Eine andere Debatte dreht sich um die ökologischen Fragen, die von den ökonomischen nicht mehr zu trennen sind. Nicht mehr nur diskutiert, sondern bereits getestet wird, inwiefern sich ein neuer Wohlstandsbegriff durchsetzen kann, der Lebensqualität nicht mehr primär über Konsum definiert. Immaterielle Errungenschaften rücken in den Vordergrund, wie die Zufriedenheit mit der eigenen Arbeit und mehr Zeit für Familie und Freundeskreis. Diskutiert wird dabei auch der Wachstumsbegriff, wie er bisher verstanden wird. Verfechter des „Degrowth“, eines kontrollierten Schrumpfens, konkurrieren mit denen, die ein „Green Growth“, ein ökologisch verträgliches Wachstum, propagieren.
Was ist die Freiheit künftiger Generationen?

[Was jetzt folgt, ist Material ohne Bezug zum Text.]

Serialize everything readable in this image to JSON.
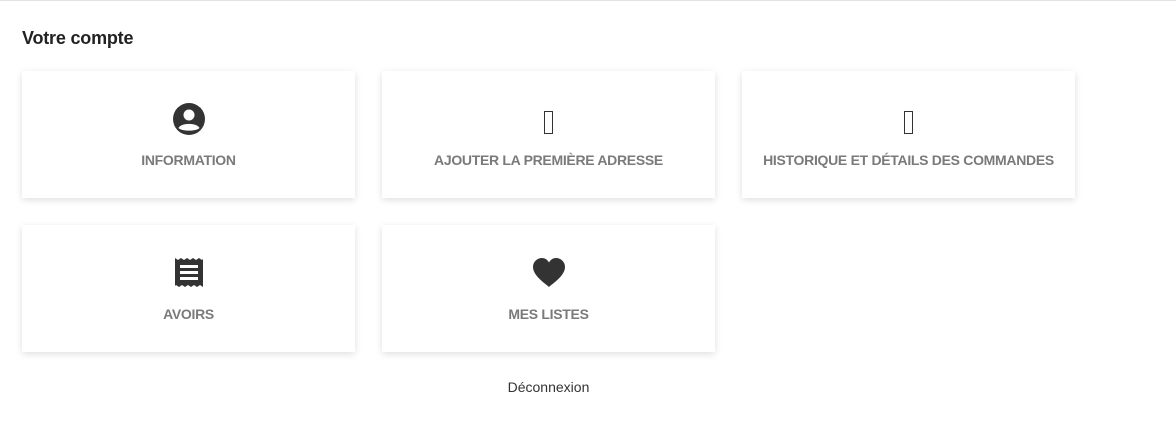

„Wir haben die Erde nur von unseren Kindern geborgt“ lautet die bekannte Losung, die sich um die kommenden Generationen sorgt: Wie muss eine Gesellschaft aussehen, die einen intakten Planeten hinterlässt? Mit seinem Urteil vom April 2021 hat das Bundesverfassungsgericht den Weg gewiesen und die Politik zu mehr Klimaschutz verpflichtet. Es fordert eine „intertemporale Freiheitssicherung“: Der Gesetzgeber muss die Freiheit kommender Generationen mit der Freiheit heutiger Generationen abwägen.

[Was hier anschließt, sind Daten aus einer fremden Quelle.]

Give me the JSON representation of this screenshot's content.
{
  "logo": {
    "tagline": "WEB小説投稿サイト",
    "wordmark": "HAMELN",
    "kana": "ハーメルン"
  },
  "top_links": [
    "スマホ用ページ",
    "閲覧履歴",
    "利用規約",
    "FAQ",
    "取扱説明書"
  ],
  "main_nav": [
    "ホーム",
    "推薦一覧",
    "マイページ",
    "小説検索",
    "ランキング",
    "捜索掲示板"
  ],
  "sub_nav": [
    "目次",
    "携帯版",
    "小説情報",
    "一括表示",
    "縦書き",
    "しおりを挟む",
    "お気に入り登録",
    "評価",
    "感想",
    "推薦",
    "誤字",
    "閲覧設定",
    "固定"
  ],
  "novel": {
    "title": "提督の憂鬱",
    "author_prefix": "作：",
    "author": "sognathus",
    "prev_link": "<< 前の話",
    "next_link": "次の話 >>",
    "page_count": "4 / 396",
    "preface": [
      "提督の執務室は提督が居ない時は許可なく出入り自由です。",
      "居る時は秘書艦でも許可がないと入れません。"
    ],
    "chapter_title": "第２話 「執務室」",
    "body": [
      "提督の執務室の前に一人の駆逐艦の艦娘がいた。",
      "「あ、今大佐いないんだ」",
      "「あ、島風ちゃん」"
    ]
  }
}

Sollte man nun optimistisch in die Zukunft schauen oder eher pessimistisch? Utopien sind immer umkämpft und werden nie von selbst zur Wirklichkeit. Es braucht etwas, das Philosophen „Possibilismus“ nennen: den Glauben daran, dass eine andere Welt möglich ist, wenn man dafür kämpft. Und die Geschichte zeigt: Es lohnt sich oft genug.